N.H. Supreme Court curbs planning board authority to deny site plan approval - by Philip Hastings and Alexandra Brewer

September 06, 2024 - Northern New England
Philip Hastings

 

Alexandra Brewer

 

The New Hampshire Supreme Court recently curbed a planning board’s ability to deny site plan approval of development projects. In Mojalaki v. Franklin, decided this spring, the court overturned the planning board’s denial of site plan approval for a solar farm on a former golf course.

Although the project was allowed by right under the city’s zoning ordinance, it was met with substantial public criticism and resulted in multiple public hearings with neighbors raising concerns about the visual and environmental impact of the solar farm. Despite the objections, the planning board could not find that the project failed to meet any of the specific requirements of its site plan review regulations.

Instead, the planning board denied Mojalaki’s site plan application because the project conflicted with the general purpose provisions in the regulations. More specifically, the city determined that installation of new utility poles for the solar farm would create an industrial look out of character for the neighborhood, the solar array would have an adverse impact on abutters and other residents in the neighborhood, and cutting down mature trees to plant new trees contradicted the purpose of the regulations.

The developer appealed to the Superior Court, which upheld the planning board’s decision. The developer then appealed to the Supreme Court. 

Expanding on a 2018 case, Dartmouth College v. Hanover, which ruled that planning boards cannot make decisions based in unsubstantiated personal feelings in ad hoc fashion, the Supreme Court agreed with the developer that it was unreasonable for the planning board to deny site plan approval based solely on the general purpose provisions of the regulations when all the site-specific technical regulations had been satisfied. The Supreme Court explained that the purpose of site plan review is to ensure that uses permitted by the zoning ordinance are constructed in such way that they fit into the area without causing drainage, traffic or lighting problems and to ensure that sites will be developed in a safe and attractive manner. Nevertheless, site plan review is limited, and a project cannot be denied simply because the planning board does not feel that the proposed use is appropriate. In other words, if the use is permitted by the zoning ordinance, it cannot be barred by the site plan review process unless the use would create unusual public safety, health or welfare concerns that are specifically provided for in the planning board’s regulations.

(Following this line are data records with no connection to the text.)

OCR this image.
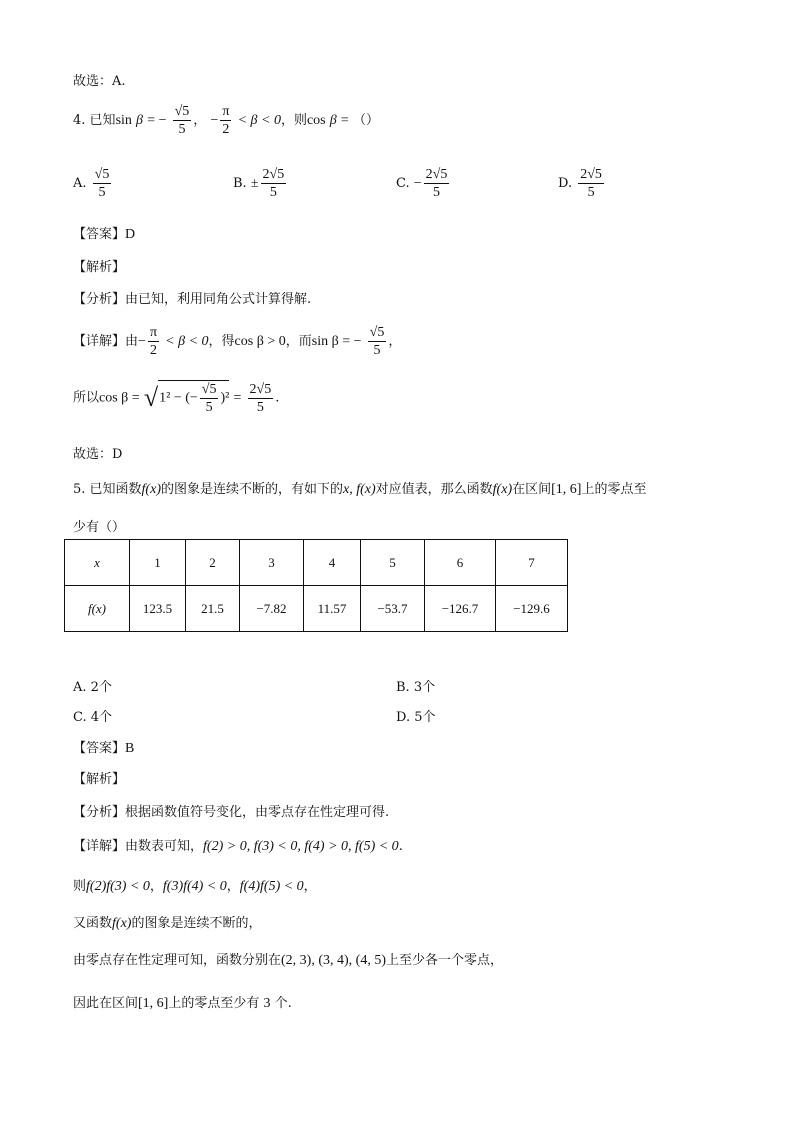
故选：A.
4. 已知sin β = − $\frac{√5}{5}$ ， − $\frac{\pi}{2} < \beta < 0$，则cos β = （）
A. $\frac{√5}{5}$	B. ± $\frac{2√5}{5}$	C. − $\frac{2√5}{5}$	D. $\frac{2√5}{5}$
【答案】D
【解析】
【分析】由已知，利用同角公式计算得解.
【详解】由− $\frac{\pi}{2} < \beta < 0$，得cos β > 0，而sin β = − $\frac{√5}{5}$ ，
所以cos β = √1² − (− $\frac{√5}{5} )^2 = \frac{2√5}{5}$ .
故选：D
5. 已知函数f(x)的图象是连续不断的，有如下的x, f(x)对应值表，那么函数f(x)在区间[1, 6]上的零点至
少有（）
x	1	2	3	4	5	6	7
f(x)	123.5	21.5	−7.82	11.57	−53.7	−126.7	−129.6
A. 2个	B. 3个
C. 4个	D. 5个
【答案】B
【解析】
【分析】根据函数值符号变化，由零点存在性定理可得.
【详解】由数表可知，f(2) > 0, f(3) < 0, f(4) > 0, f(5) < 0.
则f(2)f(3) < 0，f(3)f(4) < 0，f(4)f(5) < 0，
又函数f(x)的图象是连续不断的，
由零点存在性定理可知，函数分别在(2, 3), (3, 4), (4, 5)上至少各一个零点，
因此在区间[1, 6]上的零点至少有 3 个.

The Court further explained that the regulations’ purpose provisions are goals of the regulations, not substantive requirements themselves. Without specific requirements, developers lack objective standards to guide their projects. Although a planning board is not necessarily prohibited from using the general purpose provisions in considering a site plan application, when an application complies with the specific technical requirements of the regulations, the general purpose provisions alone cannot be the basis for denial.

In addition to overturning the planning board’s decision, the court granted the developer a “builder’s remedy” to complete the project as proposed without having to return to the planning board because there was no dispute that the application met the specific, applicable site plan review regulations. A “builder’s remedy” is extraordinary relief and is not a typical remedy for those developers who prevail on appeal. That the court did so in this case is a strong signal that it will not condone municipal attempts to unreasonably interfere with those development rights clearly provided for under the terms of  the applicable zoning and land use regulations.

We should mention the outstanding work of our colleague at Cleveland, Waters and Bass, P.A., Jeff Christensen, who led the effort to overturn the planning board’s decision in this case.

Philip Hastings is the president, a director, and shareholder, and Alexandra Brewer is an associate attorney at Cleveland, Waters and Bass, P.A., Concord, NH.